Aged care residents from some of Uniting’s NSW facilities recently had their red carpet moment when they attended the premiere of a new homegrown short film, which shares scripted personal stories about living with mental illness as an older person and the importance of community.
The Out of Tuners short film was written by Uniting Annesley resident Christine Tubbs and stars five residents from each facility who played the role of different characters to talk about their mental health experiences and entering aged care.
The short film follows the main character Paul, a formerly homeless older man struggling with his mental health who is provided residence at an aged care facility where he meets other like-minded, music-mad people.
“My motivation was that we all had lives before we came into nursing homes and I think that’s the important thing about people’s stories and sharing them. I wanted to have hope at the end of it,” said Christine on the red carpet on Wednesday.

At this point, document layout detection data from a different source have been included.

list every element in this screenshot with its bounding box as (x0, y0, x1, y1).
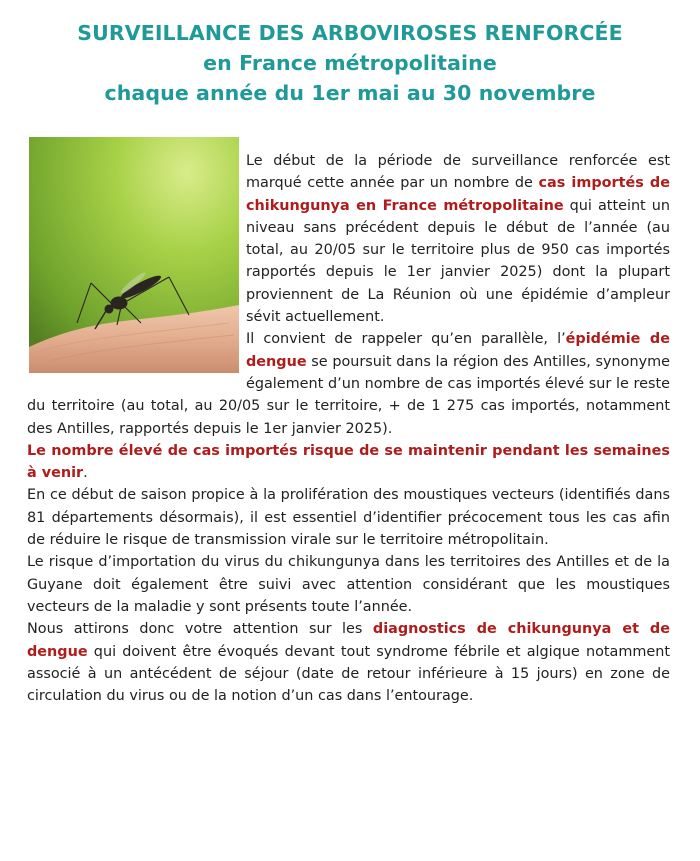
text-run: Il convient de rappeler qu’en parallèle, l’ (246, 331, 566, 348)
article-body (27, 150, 670, 707)
paragraph-season: En ce début de saison propice à la prolifération des moustiques vecteurs (identifiés dans 81 départements désormais), il est essentiel d’identifier précocement tous les cas afin de réduire le risque de transmission virale sur le territoire métropolitain. (27, 487, 670, 549)
title-line-2: en France métropolitaine (203, 51, 497, 75)
text-run: Le début de la période de surveillance renforcée est marqué cette année par un nombre de (246, 153, 670, 192)
title-line-1: SURVEILLANCE DES ARBOVIROSES RENFORCÉE (77, 21, 623, 45)
text-run: qui atteint un niveau sans précédent depuis le début de l’année (au total, au 20/05 sur le territoire plus de 950 cas importés rapportés depuis le 1er janvier 2025) dont la plupart proviennent de La Réunion où une épidémie d’ampleur sévit actuellement. (246, 197, 671, 326)
paragraph-antilles: Le risque d’importation du virus du chikungunya dans les territoires des Antilles et de la Guyane doit également être suivi avec attention considérant que les moustiques vecteurs de la maladie y sont présents toute l’année. (27, 554, 670, 615)
text-run: . (83, 465, 88, 482)
text-run: Nous attirons donc votre attention sur les (27, 621, 373, 638)
highlight-warning: Le nombre élevé de cas importés risque de se maintenir pendant les semaines à venir (27, 442, 670, 482)
highlight-dengue: épidémie de dengue (246, 331, 670, 370)
paragraph-warning (27, 440, 670, 485)
page-title (0, 18, 700, 108)
text-run: qui doivent être évoqués devant tout syndrome fébrile et algique notamment associé à un antécédent de séjour (date de retour inférieure à 15 jours) en zone de circulation du virus ou de la notion d’un cas dans l’entourage. (27, 643, 670, 705)
highlight-diagnostics: diagnostics de chikungunya et de dengue (27, 621, 670, 660)
highlight-chikungunya: cas importés de chikungunya en France métropolitaine (246, 175, 670, 214)
text-run: se poursuit dans la région des Antilles, synonyme également d’un nombre de cas importés élevé sur le reste du territoire (au total, au 20/05 sur le territoire, + de 1 275 cas importés, notamment des Antilles, rapportés depuis le 1er janvier 2025). (27, 353, 670, 437)
paragraph-diagnostics (27, 618, 670, 707)
title-line-3: chaque année du 1er mai au 30 novembre (104, 81, 596, 105)
image-wrap-spacer (27, 150, 246, 382)
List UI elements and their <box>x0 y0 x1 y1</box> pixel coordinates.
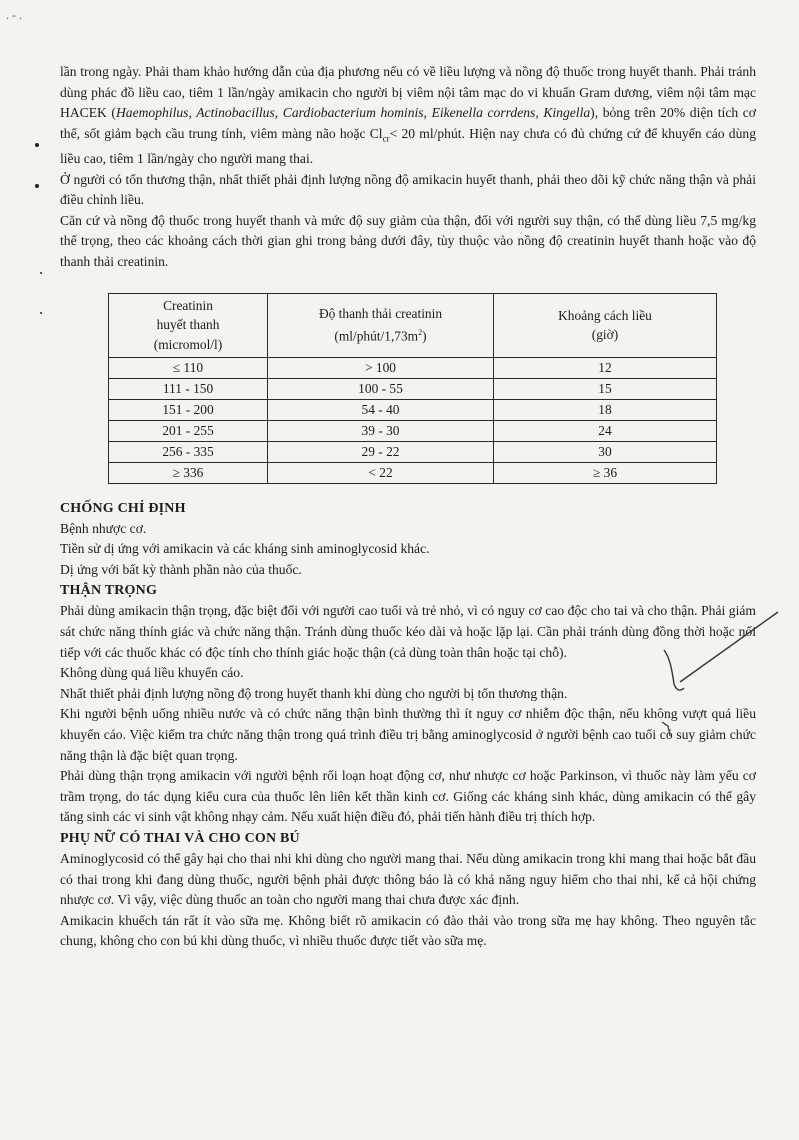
scan-corner-mark: . ‑ . <box>6 8 22 22</box>
cell-clearance: 29 - 22 <box>268 441 494 462</box>
contra-line: Dị ứng với bất kỳ thành phần nào của thuốc. <box>60 561 302 577</box>
cell-creatinine: 111 - 150 <box>109 378 268 399</box>
renal-paragraph: Ở người có tổn thương thận, nhất thiết phải định lượng nồng độ amikacin huyết thanh, phải theo dõi kỹ chức năng thận và phải điều chỉnh liều. <box>60 171 756 208</box>
cell-interval: 18 <box>494 399 717 420</box>
pregnancy-paragraph: Aminoglycosid có thể gây hại cho thai nhi khi dùng cho người mang thai. Nếu dùng amikacin trong khi mang thai hoặc bắt đầu có thai trong khi đang dùng thuốc, người bệnh phải được thông báo là có khả năng nguy hiểm cho thai nhi, kể cả hội chứng nhược cơ. Vì vậy, việc dùng thuốc an toàn cho người mang thai chưa được xác định. <box>60 850 756 908</box>
cell-interval: 15 <box>494 378 717 399</box>
margin-dot <box>35 184 39 188</box>
section-heading-precautions: THẬN TRỌNG <box>60 583 158 599</box>
intro-text: lần trong ngày. Phải tham khảo hướng dẫn của địa phương nếu có về liều lượng và nồng độ thuốc trong huyết thanh. Phải tránh dùng phác đồ liều cao, tiêm 1 lần/ngày amikacin cho người bị viêm nội tâm mạc do vi khuẩn Gram dương, viêm nội tâm mạc HACEK ( <box>60 64 756 121</box>
margin-dot <box>35 143 39 147</box>
cell-creatinine: 201 - 255 <box>109 420 268 441</box>
section-heading-contraindications: CHỐNG CHỈ ĐỊNH <box>60 500 186 516</box>
contra-line: Tiền sử dị ứng với amikacin và các kháng sinh aminoglycosid khác. <box>60 541 430 557</box>
table-row <box>109 378 717 399</box>
document-body <box>60 62 756 952</box>
caution-paragraph: Nhất thiết phải định lượng nồng độ trong huyết thanh khi dùng cho người bị tổn thương thận. <box>60 685 568 701</box>
cell-clearance: 100 - 55 <box>268 378 494 399</box>
cell-clearance: 54 - 40 <box>268 399 494 420</box>
cell-interval: 30 <box>494 441 717 462</box>
contra-line: Bệnh nhược cơ. <box>60 520 147 536</box>
margin-dot <box>40 312 42 314</box>
cell-creatinine: ≥ 336 <box>109 462 268 483</box>
header-serum-creatinine: Creatinin huyết thanh (micromol/l) <box>109 293 268 357</box>
table-row <box>109 399 717 420</box>
cell-clearance: 39 - 30 <box>268 420 494 441</box>
cell-clearance: > 100 <box>268 357 494 378</box>
dose-paragraph: Căn cứ và nồng độ thuốc trong huyết thanh và mức độ suy giảm của thận, đối với người suy thận, có thể dùng liều 7,5 mg/kg thể trọng, theo các khoảng cách thời gian ghi trong bảng dưới đây, tùy thuộc vào nồng độ creatinin huyết thanh hoặc vào độ thanh thải creatinin. <box>60 212 756 270</box>
cell-clearance: < 22 <box>268 462 494 483</box>
cell-interval: 12 <box>494 357 717 378</box>
cell-creatinine: 256 - 335 <box>109 441 268 462</box>
margin-dot <box>40 272 42 274</box>
intro-paragraph <box>60 62 756 170</box>
caution-paragraph: Phải dùng amikacin thận trọng, đặc biệt đối với người cao tuổi và trẻ nhỏ, vì có nguy cơ cao độc cho tai và cho thận. Phải giám sát chức năng thính giác và chức năng thận. Tránh dùng thuốc kéo dài và hoặc lặp lại. Cần phải tránh dùng đồng thời hoặc nối tiếp với các thuốc khác có độc tính cho thính giác hoặc thận (cả dùng toàn thân hoặc tại chỗ). <box>60 603 756 660</box>
pregnancy-paragraph: Amikacin khuếch tán rất ít vào sữa mẹ. Không biết rõ amikacin có đào thải vào trong sữa mẹ hay không. Theo nguyên tắc chung, không cho con bú khi dùng thuốc, vì nhiều thuốc được tiết vào sữa mẹ. <box>60 912 756 949</box>
dose-interval-table <box>108 293 717 484</box>
cell-creatinine: 151 - 200 <box>109 399 268 420</box>
table-row <box>109 462 717 483</box>
caution-paragraph: Khi người bệnh uống nhiều nước và có chức năng thận bình thường thì ít nguy cơ nhiễm độc thận, nếu không vượt quá liều khuyến cáo. Việc kiểm tra chức năng thận trong quá trình điều trị bằng aminoglycosid ở người bệnh cao tuổi có suy giảm chức năng thận là đặc biệt quan trọng. <box>60 706 756 763</box>
caution-paragraph: Không dùng quá liều khuyến cáo. <box>60 665 244 681</box>
intro-text-2: ), bỏng trên 20% diện tích cơ thể, sốt giảm bạch cầu trung tính, viêm màng não hoặc Cl <box>60 105 756 141</box>
table-row <box>109 441 717 462</box>
cell-creatinine: ≤ 110 <box>109 357 268 378</box>
header-dose-interval: Khoảng cách liều (giờ) <box>494 293 717 357</box>
hacek-organisms: Haemophilus, Actinobacillus, Cardiobacterium hominis, Eikenella corrdens, Kingella <box>115 105 591 121</box>
intro-text-3: < 20 ml/phút. Hiện nay chưa có đủ chứng cứ để khuyến cáo dùng liều cao, tiêm 1 lần/ngày cho người mang thai. <box>60 125 756 167</box>
table-header-row <box>109 293 717 357</box>
caution-paragraph: Phải dùng thận trọng amikacin với người bệnh rối loạn hoạt động cơ, như nhược cơ hoặc Parkinson, vì thuốc này làm yếu cơ trầm trọng, do tác dụng kiểu cura của thuốc lên liên kết thần kinh cơ. Giống các kháng sinh khác, dùng amikacin có thể gây tăng sinh các vi sinh vật không nhạy cảm. Nếu xuất hiện điều đó, phải tiến hành điều trị thích hợp. <box>60 768 756 825</box>
cell-interval: 24 <box>494 420 717 441</box>
header-creatinine-clearance: Độ thanh thải creatinin $(ml/phút/1,73m^2)$ <box>268 293 494 357</box>
cell-interval: ≥ 36 <box>494 462 717 483</box>
table-row <box>109 357 717 378</box>
section-heading-pregnancy: PHỤ NỮ CÓ THAI VÀ CHO CON BÚ <box>60 830 300 846</box>
handwritten-pen-mark <box>600 600 790 750</box>
clcr-subscript: cr <box>382 133 390 144</box>
table-row <box>109 420 717 441</box>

“The thing, for me, that is most important is the connection with music because it doesn’t matter who you are – immediately, you’re connected with music.”
Fellow actor and resident Georgette Costopoulos said she hadn’t done any acting in a while but since filming the short film, she’d love to take up amateur acting full-time.
Hannah Buckland, Uniting Annesley Case Manager, said the project has really inspired and excited the residents who performed in it.
“The short film was conceived by Christine as a way for the residents to get together to celebrate Mental Health month and a wonderful way for everyone to feel included and recognised for their contributions,” said Hannah.
Uniting Annesley, home to 88 residents, is one of the first residential aged care homes in Australia to be certified as a fully Government-funded aged care homeless facility. The nearby 46-bed Uniting Locke Haven location is currently going through the same accreditation process.
“Annesley and Locke Haven are home to some of the most vulnerable elderly people in our community, and they are often very isolated. Projects like this help to engage them and make them feel included,” Hannah said.
Led by Uniting Exercise Coordinator Portia England, the residents from both homes all auditioned for their role and to be part of the ensemble and visited each other’s homes to rehearse both the speaking and dance scenes.
“For many of them it was their first time being involved in performance arts and in some cases, to actually be part of group activities, so to see it all come together has been amazing and we can’t wait to see the looks on their faces when they see themselves on the big screen,” she said.
Both of the Annesley and Locke Haven homes have joined together to form a Mental Health Hub with the aim being to share education, resources and training for staff and provide residents with opportunities to take part in group projects to keep them engaged and less isolated.